Using the following snippet
use std::mem;
fn main() {
println!("size Option(bool): {} ({})", mem::size_of::<Option<bool>>(), mem::size_of::<bool>());
println!("size Option(u8): {} ({})", mem::size_of::<Option<u8>>(), mem::size_of::<u8>());
println!("size Option(u16): {} ({})", mem::size_of::<Option<u16>>(), mem::size_of::<u16>());
println!("size Option(u32): {} ({})", mem::size_of::<Option<u32>>(), mem::size_of::<u32>());
println!("size Option(u64): {} ({})", mem::size_of::<Option<u64>>(), mem::size_of::<u64>());
println!("size Option(u128): {} ({})", mem::size_of::<Option<u128>>(), mem::size_of::<u128>())
}
I see on my 64-bits machine:
size Option(bool): 1 (1)
size Option(u8): 2 (1)
size Option(u16): 4 (2)
size Option(u32): 8 (4)
size Option(u64): 16 (8)
size Option(u128): 24 (16)
So the overhead is not constant and goes up to 8 bytes. I wonder why the overhead is not just one byte to store the tag? I also wonder what representation is chosen by the compiler?

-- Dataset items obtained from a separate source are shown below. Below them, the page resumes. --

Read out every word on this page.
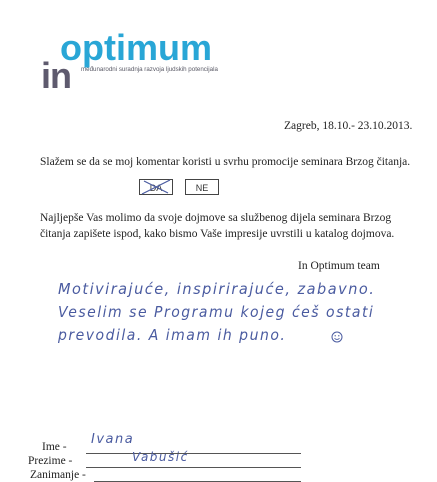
optimum
in međunarodni suradnja razvoja ljudskih potencijala
Zagreb, 18.10.- 23.10.2013.
Slažem se da se moj komentar koristi u svrhu promocije seminara Brzog čitanja.
DA	NE
Najljepše Vas molimo da svoje dojmove sa službenog dijela seminara Brzog čitanja zapišete ispod, kako bismo Vaše impresije uvrstili u katalog dojmova.
In Optimum team
Motivirajuće, inspirirajuće, zabavno.
Veselim se Programu kojeg ćeš ostati
prevodila. A imam ih puno.
Ime - Ivana
Prezime -	Vabušić
Zanimanje -
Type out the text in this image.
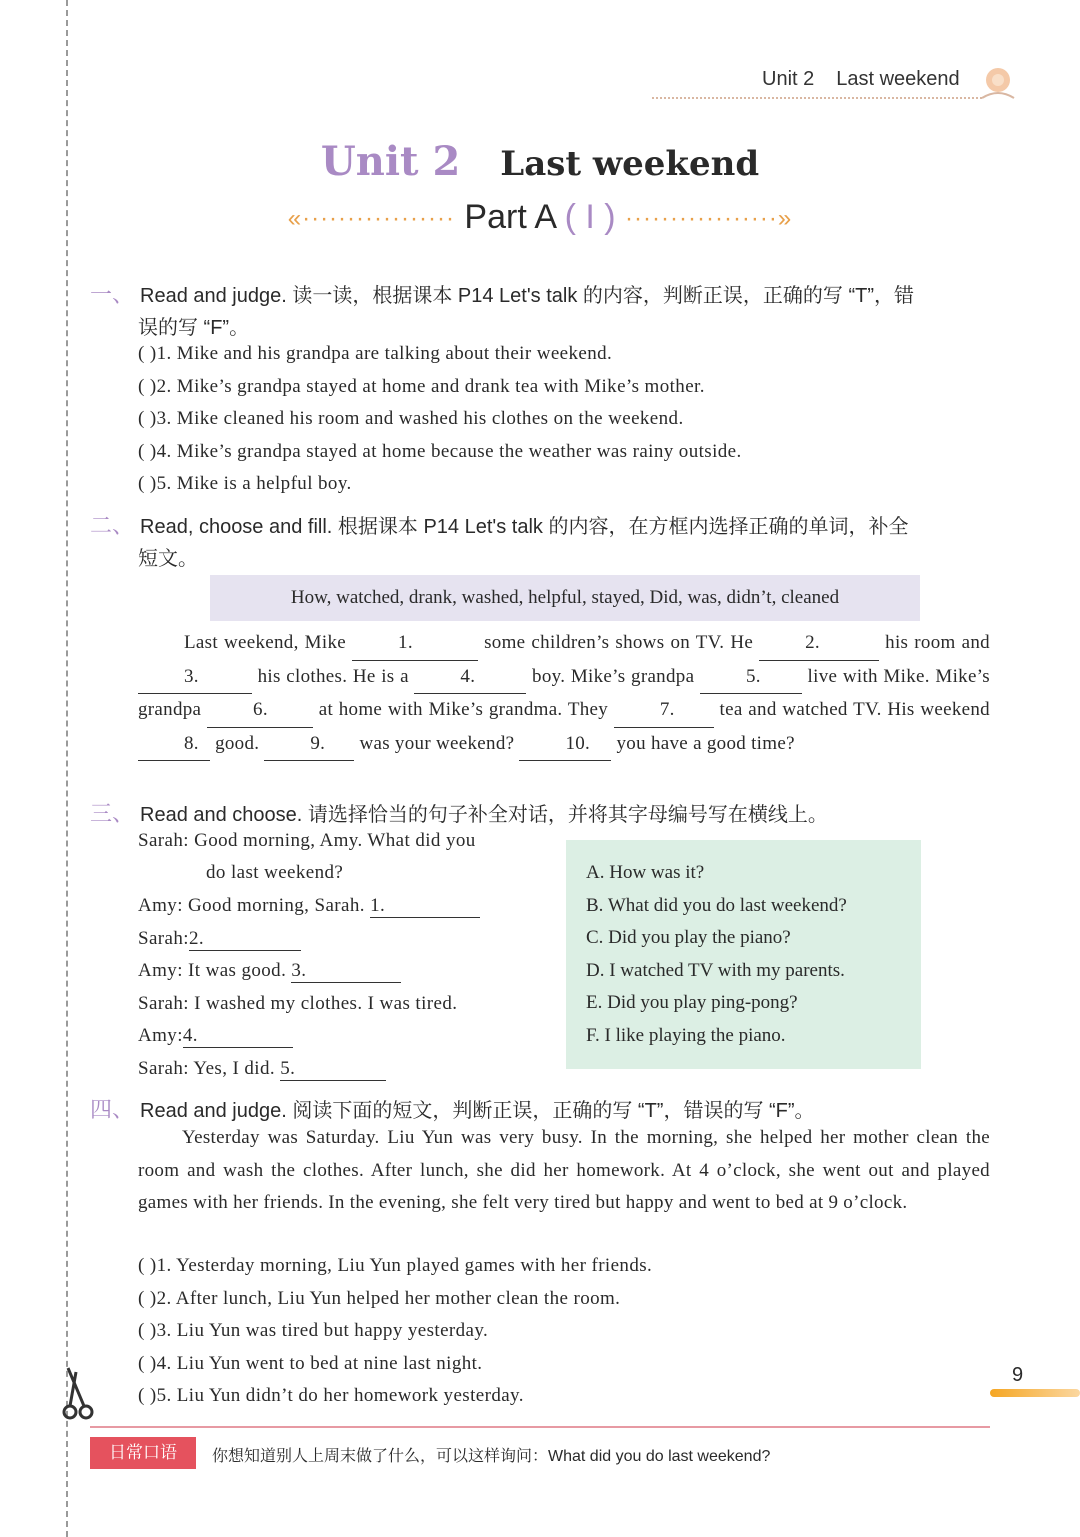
Unit 2 Last weekend
Unit 2 Last weekend
«················· Part A ( I ) ·················»
一、 Read and judge. 读一读，根据课本 P14 Let's talk 的内容，判断正误，正确的写 “T”，错
误的写 “F”。
( )1. Mike and his grandpa are talking about their weekend.
( )2. Mike’s grandpa stayed at home and drank tea with Mike’s mother.
( )3. Mike cleaned his room and washed his clothes on the weekend.
( )4. Mike’s grandpa stayed at home because the weather was rainy outside.
( )5. Mike is a helpful boy.
二、 Read, choose and fill. 根据课本 P14 Let's talk 的内容，在方框内选择正确的单词，补全
短文。
How, watched, drank, washed, helpful, stayed, Did, was, didn’t, cleaned
Last weekend, Mike	1.	some children’s shows on TV. He	2.	his room and 3.	his clothes. He is a	4.	boy. Mike’s grandpa	5. live with Mike. Mike’s grandpa	6.	at home with Mike’s grandma. They	7. tea and watched TV. His weekend 8. good.	9. was your weekend?	10. you have a good time?
三、 Read and choose. 请选择恰当的句子补全对话，并将其字母编号写在横线上。
Sarah: Good morning, Amy. What did you
do last weekend?
Amy: Good morning, Sarah. 1.
Sarah:2.
Amy: It was good. 3.
Sarah: I washed my clothes. I was tired.
Amy:4.
Sarah: Yes, I did. 5.
A. How was it?
B. What did you do last weekend?
C. Did you play the piano?
D. I watched TV with my parents.
E. Did you play ping-pong?
F. I like playing the piano.
四、 Read and judge. 阅读下面的短文，判断正误，正确的写 “T”，错误的写 “F”。
Yesterday was Saturday. Liu Yun was very busy. In the morning, she helped her mother clean the room and wash the clothes. After lunch, she did her homework. At 4 o’clock, she went out and played games with her friends. In the evening, she felt very tired but happy and went to bed at 9 o’clock.
( )1. Yesterday morning, Liu Yun played games with her friends.
( )2. After lunch, Liu Yun helped her mother clean the room.
( )3. Liu Yun was tired but happy yesterday.
( )4. Liu Yun went to bed at nine last night.
( )5. Liu Yun didn’t do her homework yesterday.
9
日常口语	你想知道别人上周末做了什么，可以这样询问：What did you do last weekend?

The Rust Reference on type layouts comes into play here:
[...] The size of a value is always a multiple of its alignment. [...]
The only data layout guarantees made by [the default] representation are those required for soundness. They are: [...]
- The alignment of the type is at least the maximum alignment of its fields.
So the size of Option<T> must be rounded up to the nearest alignment of T, even if only one byte (or even one bit) is used to store the information of "value is present".
The exception is types that allow for "null pointer optimization", where Option<T> has the same size of T because it can represent None by using one of the invalid states of T. For example, bool only has two states, so the compiler will optimize and use one of the remaining 254 1-byte states to represent None for Option<bool>. This works for bool, &U, &mut U, fn, Box<U>, NonZero* and NonNull<U>.